A question for all you foley/location/EFX recordists out there...
I recently spent an hour or two with a few balloons in my quiet room. Yes, microphones were involved... I recorded the entire time with an H4N and a large diaphragm condenser, blowing them up, squeaking, spinning wooden dowels around inside, &tc. This means that I have a stereo file from the onboard mics and a mono for the condenser, both of which are nigh on two hours long.
I didn't have a plan since I was just fooling around with a borrowed recorder to see what kind of sounds I could get. However, I've just spent the last half hour editing and now that I've looked up, I see that I've only cut 3 minutes worth of clean sounds so far and still have more than an hour and a half worth of raw stuff to go through. And it's not as if I can just eyeball it and skip to bits that look like they might be good; too many easy to miss nuances that sit way down with tiny waveforms.
My question is, how do I go organize my recordings so that I don't have to spend all of the rest of my life editing balloon squeaks?

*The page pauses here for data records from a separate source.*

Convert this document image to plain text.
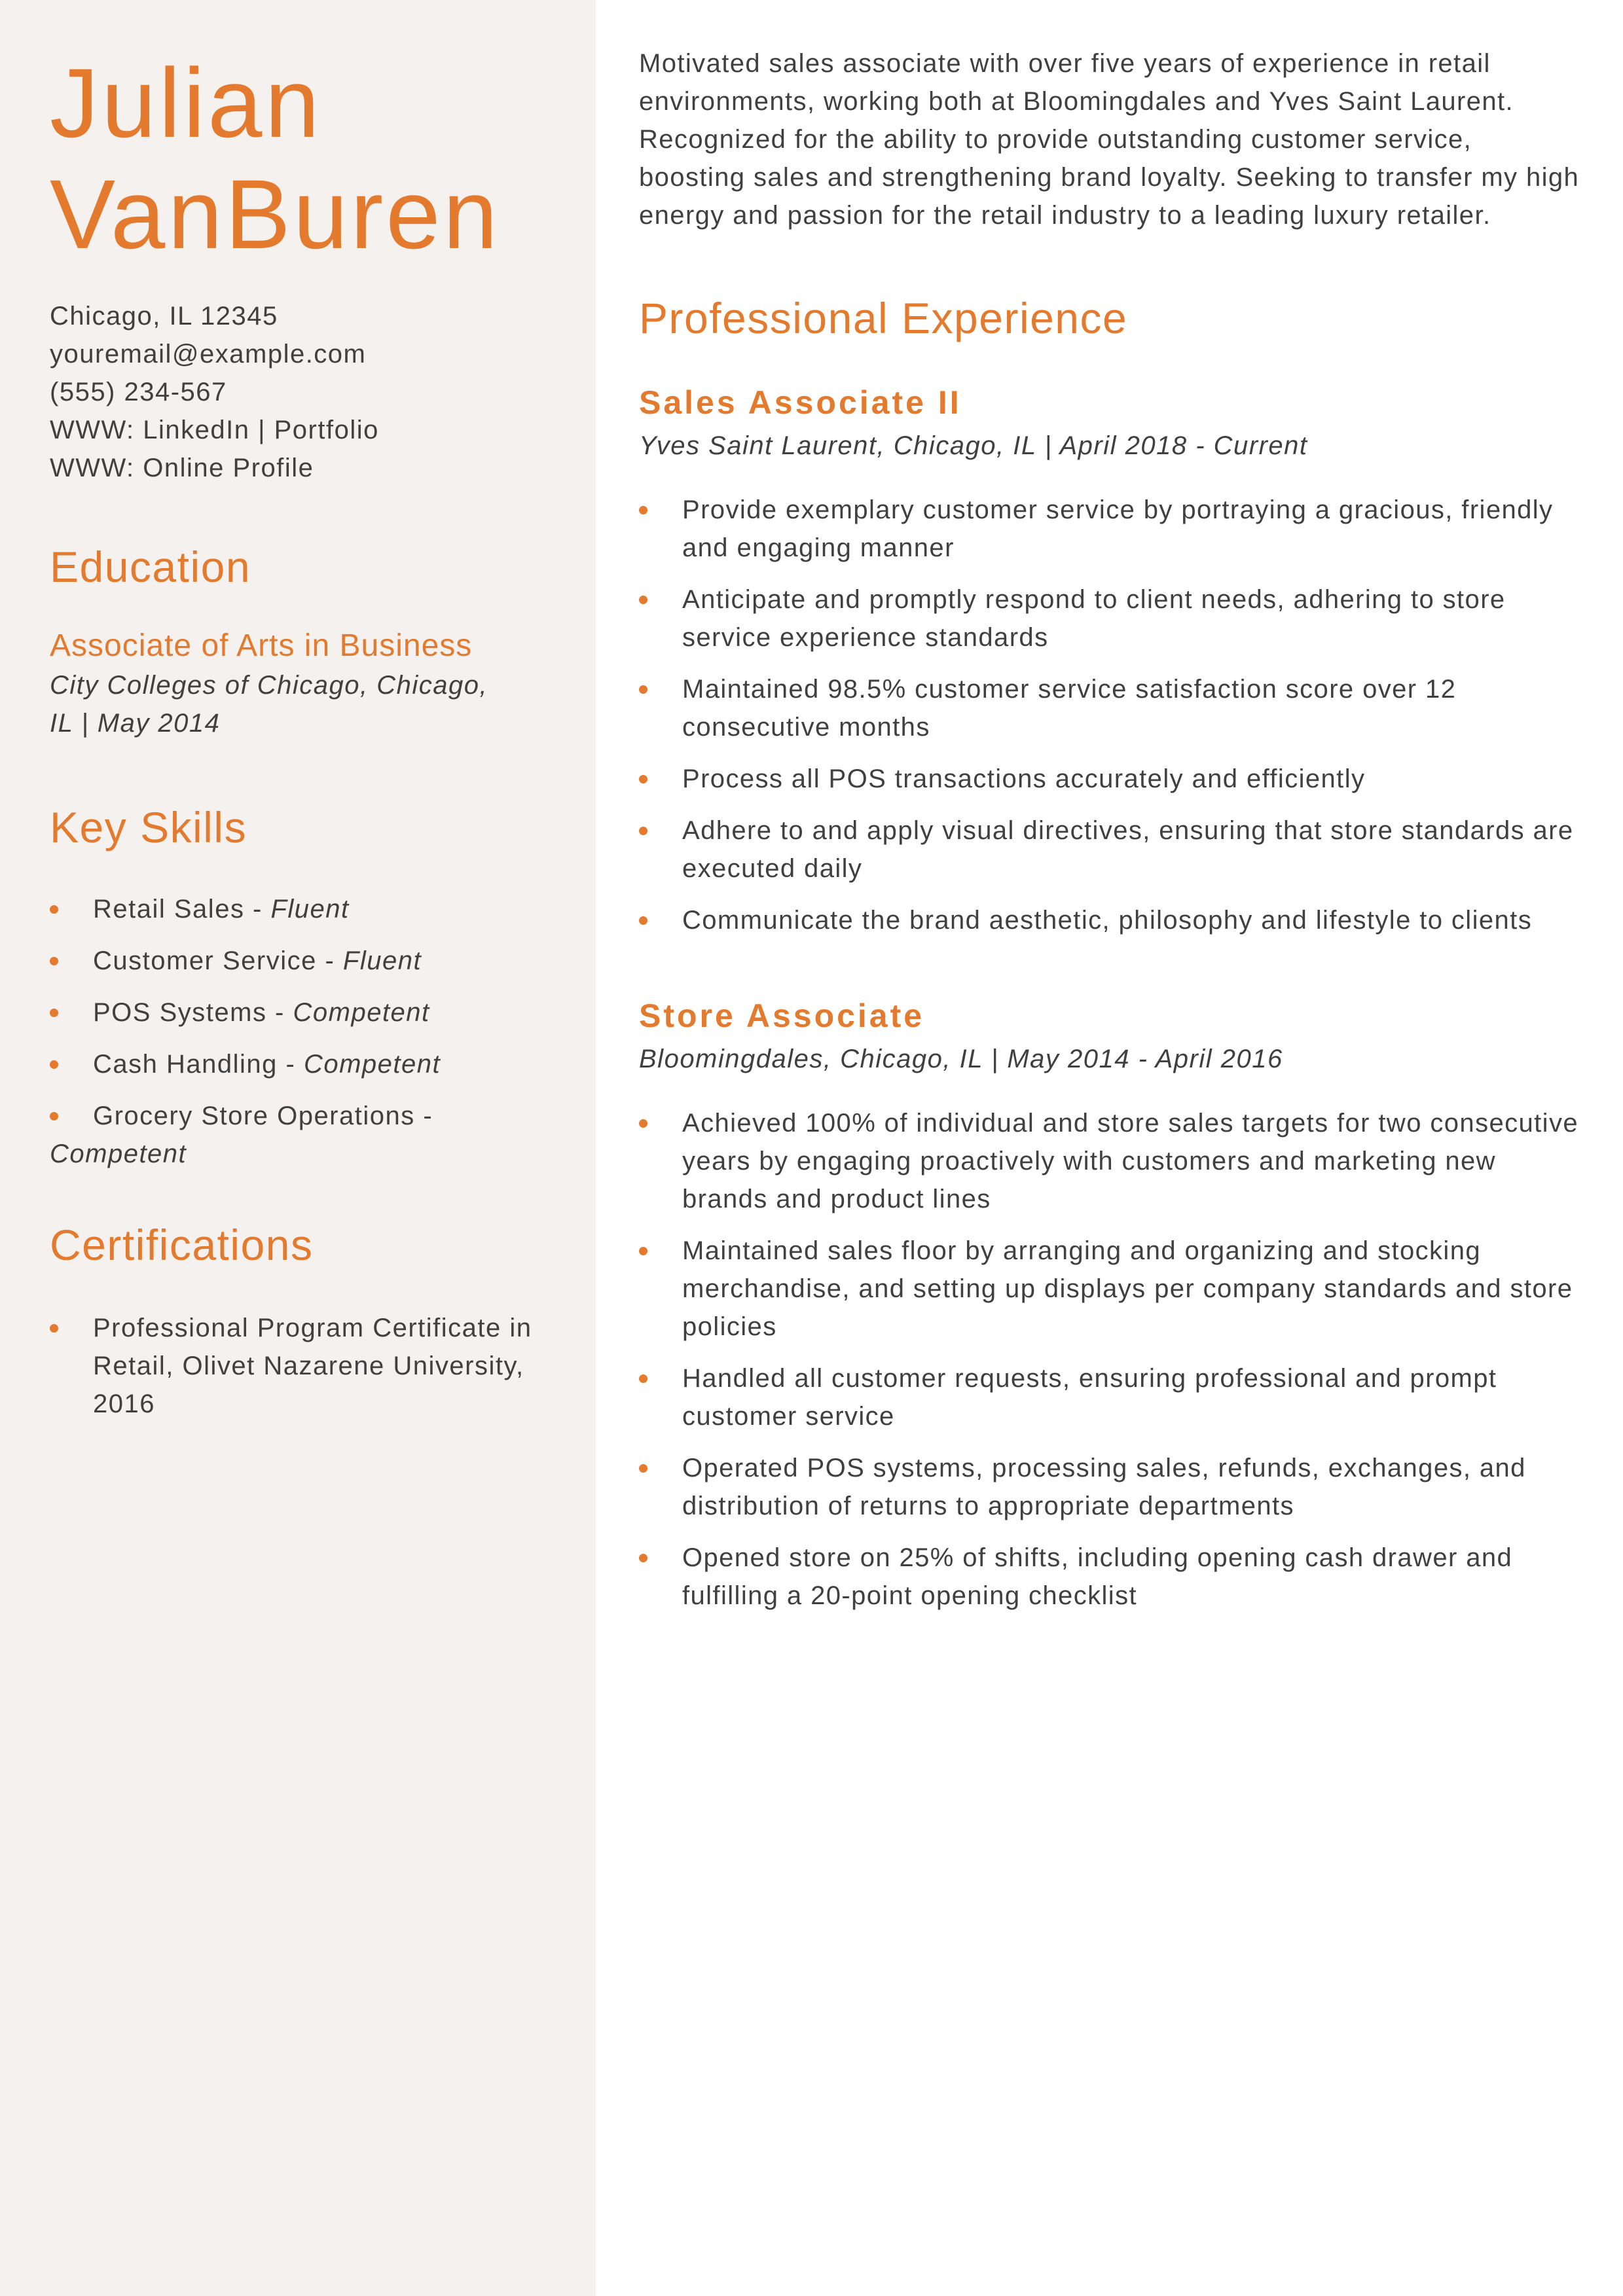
Julian
VanBuren
Chicago, IL 12345
youremail@example.com
(555) 234-567
WWW: LinkedIn | Portfolio
WWW: Online Profile
Education
Associate of Arts in Business
City Colleges of Chicago, Chicago,
IL | May 2014
Key Skills
Retail Sales - Fluent
Customer Service - Fluent
POS Systems - Competent
Cash Handling - Competent
Grocery Store Operations - Competent
Certifications
Professional Program Certificate in Retail, Olivet Nazarene University, 2016

Motivated sales associate with over five years of experience in retail environments, working both at Bloomingdales and Yves Saint Laurent. Recognized for the ability to provide outstanding customer service, boosting sales and strengthening brand loyalty. Seeking to transfer my high energy and passion for the retail industry to a leading luxury retailer.

Professional Experience
Sales Associate II
Yves Saint Laurent, Chicago, IL | April 2018 - Current
Provide exemplary customer service by portraying a gracious, friendly and engaging manner
Anticipate and promptly respond to client needs, adhering to store service experience standards
Maintained 98.5% customer service satisfaction score over 12 consecutive months
Process all POS transactions accurately and efficiently
Adhere to and apply visual directives, ensuring that store standards are executed daily
Communicate the brand aesthetic, philosophy and lifestyle to clients
Store Associate
Bloomingdales, Chicago, IL | May 2014 - April 2016
Achieved 100% of individual and store sales targets for two consecutive years by engaging proactively with customers and marketing new brands and product lines
Maintained sales floor by arranging and organizing and stocking merchandise, and setting up displays per company standards and store policies
Handled all customer requests, ensuring professional and prompt customer service
Operated POS systems, processing sales, refunds, exchanges, and distribution of returns to appropriate departments
Opened store on 25% of shifts, including opening cash drawer and fulfilling a 20-point opening checklist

When you're doing a foley or EFX session, do you have a particular order in which you do things? i.e./ Specific movements first (breaths, then squeaks, then spins), then move onto the silly/fun part trying to make it make weird noises?

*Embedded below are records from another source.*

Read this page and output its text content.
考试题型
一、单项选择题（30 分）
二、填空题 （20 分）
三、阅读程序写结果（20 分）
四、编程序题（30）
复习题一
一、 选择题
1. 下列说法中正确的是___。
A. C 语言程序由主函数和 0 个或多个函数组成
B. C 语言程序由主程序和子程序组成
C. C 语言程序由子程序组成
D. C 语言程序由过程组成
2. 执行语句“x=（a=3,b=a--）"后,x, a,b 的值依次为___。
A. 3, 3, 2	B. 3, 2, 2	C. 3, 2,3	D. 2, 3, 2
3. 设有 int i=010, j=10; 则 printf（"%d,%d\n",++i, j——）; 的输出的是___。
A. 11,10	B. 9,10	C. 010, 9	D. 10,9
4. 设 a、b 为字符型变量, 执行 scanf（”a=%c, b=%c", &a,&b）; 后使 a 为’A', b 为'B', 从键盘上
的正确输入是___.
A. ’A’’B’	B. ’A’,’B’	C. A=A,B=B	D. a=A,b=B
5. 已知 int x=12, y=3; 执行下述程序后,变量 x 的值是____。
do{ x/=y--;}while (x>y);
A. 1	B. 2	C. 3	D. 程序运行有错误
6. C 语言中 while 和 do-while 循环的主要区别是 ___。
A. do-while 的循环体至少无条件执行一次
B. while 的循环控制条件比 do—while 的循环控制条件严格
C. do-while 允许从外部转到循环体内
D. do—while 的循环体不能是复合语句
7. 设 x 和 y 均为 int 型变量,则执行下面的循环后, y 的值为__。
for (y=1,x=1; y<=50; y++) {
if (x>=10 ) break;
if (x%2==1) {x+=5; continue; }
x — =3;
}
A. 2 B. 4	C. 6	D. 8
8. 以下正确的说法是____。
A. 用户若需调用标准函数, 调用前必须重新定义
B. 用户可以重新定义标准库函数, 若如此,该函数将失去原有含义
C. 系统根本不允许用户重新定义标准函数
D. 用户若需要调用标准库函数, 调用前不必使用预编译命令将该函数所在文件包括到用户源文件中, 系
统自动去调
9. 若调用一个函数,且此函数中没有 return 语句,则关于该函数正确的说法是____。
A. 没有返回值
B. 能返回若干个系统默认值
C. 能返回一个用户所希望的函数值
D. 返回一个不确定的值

Or does it take just as much time either way, so just have at 'er and worry about it later?
It makes sense to me to plan stuff out (at least have a general idea of what I want), but I worry that sticking too closely to a rule like that might miss opportunities to get great sounds. The problem with that is that I'm totally ADD and get sonically sidetracked/fixated really easily. I'm planning to do a day in the forest soon, and I know I'll end up with at least twice the two hours I did with balloons.
Also, on the editing side, how do you know when to stop? which stuff is actually likely useable, and what's not?